Sscanf variable based on the previous field from fgets in pure C

I need to parse input line into structure that contains union. In each line the 6th field is based on the previous (5th) field. Here is the sample data(with header):

ID		Name		Gender	Age		Job		Class/Teaching
1001	Johnson 	M		18		S			501
1002	Lily	 	F		19		S			302
1009	Lyon		M		36		T			Math
1010	Marilyn		F		32		T			Art
1011	Longha		M		20		S			601

Tried to use structure array to hold the record of each line. fgets is used to read in each line which is then parsed with sscanf to fill the members of the structure. The 6th field (Class/Teaching) contains string or integer based on the 5th field (Job), so that a union is used to hold the data in this field. Following is my code:

struct info {
	int id;
	char name[20];
	char gender;
	int age;
	char job;
	union {						/*Use union inside the struct */
		int classNumber;
		char Teaching[10];
	} category;
};

typedef struct info INFO;		/*Define INFO in place of struct info*/

INFO person[15] = {0};
char line[256];
unsigned int i = 0;				//increment counter

while (fgets(line, 256, stdin) != NULL) {
	sscanf(line, "%d %s %c %d %c", &(person[i].id), person[i].name, &(person[i].gender), &(person[i].age), &(person[i].job));
	if (person[i].job == 'T') {		/*according to the Job field, receive different data types in the union*/
		sscanf(line, "%d %s %c %d %c %s", 
	  		   &(person[i].id), person[i].name, &(person[i].gender), &(person[i].age), 
			   &(person[i].job), person[i].category.Teaching);
	}
	else if (person[i].job == 'S') {
		sscanf(line, "%d %s %c %d %c %d", 
			  &(person[i].id), person[i].name, &(person[i].gender), &(person[i].age), 
			  &(person[i].job), &(person[i].category.classNumber));
		}
		i++;
}

Because the 6th field (Class/Teaching) is based on the 5th field (Job), so I used sscanf() twice to parse the line. The first sscanf parses the first 5 fields (until Job field) to decide which type of data should be used for the 6th field (Class/Teaching). The second sscanf parses all the 6 fields till the end of each line.
The code seems working (attached is the full code with sample data), but I was wondering:

  1. Is this the correct way to do the job because sscanf() is used twice and the first 5 fields are scanned twice?
  2. I was thinking the way to parse the line till the 5th field, check its type, then continue to parse the 6th field so that each line is scanned only once. How to achieve this?
    For practice I push myself using pure C only. Thanks in advance.
    struct18_forum.txt (1.8 KB)

Hi @yifangt,

there is no need to parse each line twice.
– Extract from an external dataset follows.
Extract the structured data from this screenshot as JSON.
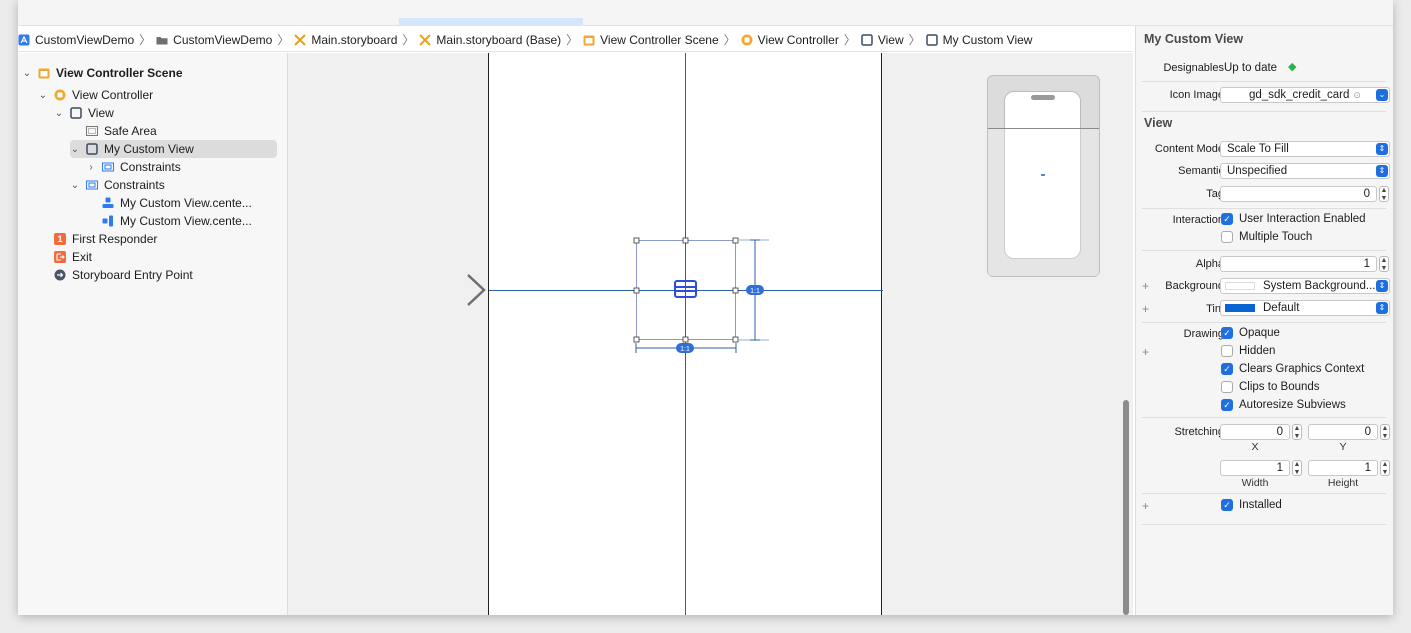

It is enough to read the last column as a char[] and then convert it to int if Job has the value S:

char class_or_teaching[10]; // same size as in union

while (fgets(line, 256, stdin)) {
    if (i++) { // skip header. note that persons start at index 1 then
        sscanf(line, "%d %s %c %d %c %s", &person[i].id, person[i].name, &person[i].gender, &person[i].age, &person[i].job, class_or_teaching);
        if (person[i].job == 'S') {
            if (!sscanf(class_or_teaching, "%d", &person[i].category.classNumber)) {
                printf("E: class %s is not a number in line %d\n", class_or_teaching, i+1); // converts to 0 in that case
            }
            printf("%s %d\n", person[i].name, person[i].category.classNumber);
        }
        else if (person[i].job == 'T') {
            sscanf(class_or_teaching, "%s", person[i].category.Teaching); // could also use strdup()
            printf("%s %s\n", person[i].name, person[i].category.Teaching);
        }
        else {
            printf("E: unknown job %c in line %d\n", person[i].job, i+1);
        }
    }
}
// you could also put the counter and fgets in a for loop:
// for (unsigned int i = 0; fgets(line, 256, stdin); i++)
// and you could use a switch statement for checking person[i].job

You could also omit the Job column entirely, since it's redundant: If the last column is an int, the data represents a student, otherwise it represents a teacher.

4 Likes

@yifangt , in addition to @bendingrodriguez advice, you could also save a few bytes by changing the int's to short if appropriate (and/or by aligning the members on [long]word boundaries).

( test using sizeof(struct) .... )

@bendingrodriguez @munkeHoller Thanks!
Yes, it works well with this one-round parsing (and replace ints with short based on the example data).
To confirm my understanding: char class_or_teaching[10]; is used as a temporary variable for a second parsing based on Job. Is this correct?
I like this smart use of sscanf() that I should have understood.

yes, it's only used for reading in the last column, then its value is converted resp. copied into the corresponding union member.

Thanks a lot!